La dette, « un problème mondial »
Mais depuis ces années, l’annulation de dette publique africaine n’a pas toujours fait l’unanimité y compris sur le continent, d’aucuns estimant que payer ses dettes relèveraient de la dignité et de la souveraineté. Mais le ministre togolais de l’Economie et des Finances regrette que la dette soit perçue différemment quand il s’agit du continent. « La dette africaine a été considérée pendant longtemps comme une honte », a-t-il fait remarquer, rappelant les déboires de son propre pays en la matière. « A l’instar des autres pays, le Togo a expérimenté les complexités de la gestion de la dette, les pressions budgétaires qui en découlent et la recherche d’un équilibre entre le service de la dette et les investissements nécessaires au développement », a-t-il relaté, estimant qu’une solution pérenne relève de l’urgence.
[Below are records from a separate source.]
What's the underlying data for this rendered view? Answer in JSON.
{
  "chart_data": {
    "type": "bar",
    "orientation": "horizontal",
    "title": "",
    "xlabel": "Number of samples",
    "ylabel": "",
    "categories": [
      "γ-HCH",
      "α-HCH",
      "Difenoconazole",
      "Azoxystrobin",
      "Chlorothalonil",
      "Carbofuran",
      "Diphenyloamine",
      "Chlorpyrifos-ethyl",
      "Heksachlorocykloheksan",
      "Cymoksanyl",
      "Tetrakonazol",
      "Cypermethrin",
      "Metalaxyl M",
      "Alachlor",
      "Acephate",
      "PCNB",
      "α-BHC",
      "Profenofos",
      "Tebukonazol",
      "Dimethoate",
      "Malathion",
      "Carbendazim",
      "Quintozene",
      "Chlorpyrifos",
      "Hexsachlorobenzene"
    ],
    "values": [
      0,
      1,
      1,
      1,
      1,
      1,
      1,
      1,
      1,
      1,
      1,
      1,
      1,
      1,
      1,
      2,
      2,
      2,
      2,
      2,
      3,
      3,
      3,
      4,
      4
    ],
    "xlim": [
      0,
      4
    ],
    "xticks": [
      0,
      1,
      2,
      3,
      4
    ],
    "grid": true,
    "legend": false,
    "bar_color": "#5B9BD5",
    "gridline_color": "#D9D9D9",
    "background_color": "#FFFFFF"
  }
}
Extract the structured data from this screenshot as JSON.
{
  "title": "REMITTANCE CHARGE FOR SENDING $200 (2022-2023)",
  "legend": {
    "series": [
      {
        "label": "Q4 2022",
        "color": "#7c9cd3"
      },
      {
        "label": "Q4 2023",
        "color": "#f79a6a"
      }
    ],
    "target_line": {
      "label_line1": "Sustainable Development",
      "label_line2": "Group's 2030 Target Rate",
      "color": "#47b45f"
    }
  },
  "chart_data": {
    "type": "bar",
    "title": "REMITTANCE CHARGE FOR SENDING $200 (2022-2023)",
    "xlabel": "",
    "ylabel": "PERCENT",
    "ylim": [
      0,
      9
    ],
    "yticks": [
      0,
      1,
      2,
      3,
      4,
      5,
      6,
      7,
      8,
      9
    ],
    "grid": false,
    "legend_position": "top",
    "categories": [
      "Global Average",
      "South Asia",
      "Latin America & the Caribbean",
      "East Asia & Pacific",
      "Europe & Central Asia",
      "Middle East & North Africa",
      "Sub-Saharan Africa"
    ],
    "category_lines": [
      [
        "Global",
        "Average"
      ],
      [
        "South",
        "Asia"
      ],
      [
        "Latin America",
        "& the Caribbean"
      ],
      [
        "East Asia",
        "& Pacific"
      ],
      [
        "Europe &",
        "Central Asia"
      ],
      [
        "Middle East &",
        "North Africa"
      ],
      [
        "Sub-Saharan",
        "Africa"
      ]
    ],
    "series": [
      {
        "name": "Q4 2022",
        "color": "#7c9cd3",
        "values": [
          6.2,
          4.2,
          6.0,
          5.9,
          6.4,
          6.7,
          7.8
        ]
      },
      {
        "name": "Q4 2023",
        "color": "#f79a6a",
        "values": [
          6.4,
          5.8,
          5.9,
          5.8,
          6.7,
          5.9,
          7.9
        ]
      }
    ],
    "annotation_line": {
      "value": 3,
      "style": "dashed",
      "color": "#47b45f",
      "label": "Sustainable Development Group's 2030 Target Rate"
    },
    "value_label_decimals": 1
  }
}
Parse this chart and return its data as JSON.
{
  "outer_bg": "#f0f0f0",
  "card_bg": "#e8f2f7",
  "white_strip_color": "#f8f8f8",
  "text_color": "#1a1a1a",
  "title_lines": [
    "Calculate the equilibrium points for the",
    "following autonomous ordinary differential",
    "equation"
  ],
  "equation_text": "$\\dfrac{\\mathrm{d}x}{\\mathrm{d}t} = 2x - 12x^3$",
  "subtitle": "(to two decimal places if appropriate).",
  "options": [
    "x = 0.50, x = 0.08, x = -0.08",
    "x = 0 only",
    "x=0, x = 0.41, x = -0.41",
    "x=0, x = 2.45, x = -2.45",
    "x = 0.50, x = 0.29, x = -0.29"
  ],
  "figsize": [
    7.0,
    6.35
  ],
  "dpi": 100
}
Pour couper court il y a quelques années, alors que le débat battait son plein, l’économiste et ancien secrétaire exécutif de la Commission des Nations Unies pour l’Afrique, Carlos Lopes, a rappelé « la non-africanité » de ce sujet. « Le problème de la dette existe dans toutes les régions du monde, y compris les pays les plus riches de la planète. Ces régions ont des niveaux de dette historiques, qui dépassent de loin leur PIB », déclarait-il dans un entretien avec La Tribune Afrique, ajoutant qu’« il va donc falloir revoir la manière dont on traite la question de la dette publique dans son ensemble. Ce n’est plus un problème africain, mais un problème mondial ».
Respect des engagements d’une part, flexibilité d’autre part
En Afrique, les besoins d’infrastructures de tout genre sont encore nécessaires alors qu’outre l’électrification des 600 millions de personnes encore privées d’énergie, le continent poursuit son industrialisation dans un contexte de changements climatiques. Si le partenariat public – privé et l’amélioration de la gestion fiscale émergent ces dernières années comme salutaires afin d’alléger la pression budgétaire sur les Etats, les pays défendent toujours l’idée de l’endettement. Reconnaissant la nécessité pour les Etats africains de respecter leurs engagements auprès de leurs créanciers, le président John Dramani Mahama du Ghana a également appelé le système multilatéral à « être flexible et aligné aux priorités domestiques de développement ».